I also received lots of feed back raising concerns about needs being met and flexibility to meet those needs, as well as direct responses saying ‘not my child’ or ‘not for me’.  Again, thank you to everyone who took the time to respond and discuss further towards helping me understand.

All in all though, it was a positive exercise and I have reflected on how to move forward with the idea and have decided the following:

  • To move ahead slowly – yes I would like to pursue this concept, however, to start with small adventures in the UK for level 1 and 2 ASD initially before making opportunities available for level 3 ASD (please see note (i) below).  If you are a parent/carer or an adult with ASD and you are interested, please use the contact form in the menu above and let me know.
  • To raise awareness for the benefits of travel within the autism community whilst at the same time for me to gain a better understanding of how best this service can meet needs.
  • I will pursue grants and funding applications in the medium term, however, I want to start putting greater focus on fundraising and PR this year.  Any help in this would be greatly appreciated!
  • Again in the medium term, I will look into setting up a subscription quarterly specifically on the subject of adventure, travel and overcoming challenges with disabilities as well as the carers who support these inspiring feats.  The current title for this quarterly is ‘The Big Challenge’.  If you have a story of overcoming challenges with a disability, I would love to hear from you.
  • ‘The Book’ on our adventure through Africa will obviously play into all of this.  I am chipping away at it, however, I still haven’t successfully pulled apart the 3 stories (Sofia, myself and the motorbike) to make a single narrative that is readable.  As I have also mentioned about a year ago, there is a second book that will be a Fantasy abstract of Sofia’s journey which both Sofia and I are working on, but remains a lower priority and will be many years in the making (it will be really good though!)

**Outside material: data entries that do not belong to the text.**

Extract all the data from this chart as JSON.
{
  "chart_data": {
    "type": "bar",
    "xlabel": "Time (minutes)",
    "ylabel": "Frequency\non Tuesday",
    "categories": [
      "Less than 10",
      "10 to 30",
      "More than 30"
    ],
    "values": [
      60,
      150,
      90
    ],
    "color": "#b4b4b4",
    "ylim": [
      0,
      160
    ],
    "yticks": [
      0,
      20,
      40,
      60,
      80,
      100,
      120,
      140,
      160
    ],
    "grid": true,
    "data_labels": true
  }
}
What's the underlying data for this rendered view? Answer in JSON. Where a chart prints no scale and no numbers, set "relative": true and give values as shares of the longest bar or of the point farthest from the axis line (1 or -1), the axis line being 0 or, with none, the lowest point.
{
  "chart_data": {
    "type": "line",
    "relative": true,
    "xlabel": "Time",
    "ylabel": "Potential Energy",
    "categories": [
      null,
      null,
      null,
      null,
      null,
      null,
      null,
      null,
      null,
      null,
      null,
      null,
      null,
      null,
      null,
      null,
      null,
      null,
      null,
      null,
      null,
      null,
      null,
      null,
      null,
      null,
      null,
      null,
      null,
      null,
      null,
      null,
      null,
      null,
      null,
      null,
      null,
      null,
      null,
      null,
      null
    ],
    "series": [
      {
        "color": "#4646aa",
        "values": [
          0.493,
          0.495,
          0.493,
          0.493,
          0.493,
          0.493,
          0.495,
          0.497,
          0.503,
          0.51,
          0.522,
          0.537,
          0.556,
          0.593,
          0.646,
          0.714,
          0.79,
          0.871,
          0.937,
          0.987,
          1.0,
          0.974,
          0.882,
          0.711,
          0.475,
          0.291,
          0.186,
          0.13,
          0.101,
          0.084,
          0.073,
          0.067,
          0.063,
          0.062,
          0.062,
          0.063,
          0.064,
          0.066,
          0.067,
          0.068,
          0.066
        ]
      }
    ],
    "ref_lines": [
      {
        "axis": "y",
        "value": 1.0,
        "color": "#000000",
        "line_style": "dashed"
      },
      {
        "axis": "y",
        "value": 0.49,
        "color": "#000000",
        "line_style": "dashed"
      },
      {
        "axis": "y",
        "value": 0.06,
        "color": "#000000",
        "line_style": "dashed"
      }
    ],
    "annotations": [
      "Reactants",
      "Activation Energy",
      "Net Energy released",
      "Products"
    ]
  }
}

In the long-term, I have big ideas for AWA and what we can do for people with ASD but first one has to learn to walk before they can run!

Thank you for your continued support.

VirginMoney Giving 

Paypal (coming soon)

 

Notes:

(i)  Levels one, two and three is a needs based system to determine the support needs of the individual where levels are clearly defined and we can use this as a guide in understanding needs and capabilities. People may be more familiar with high, medium and low functioning as descriptors of ability level and therefore support needs.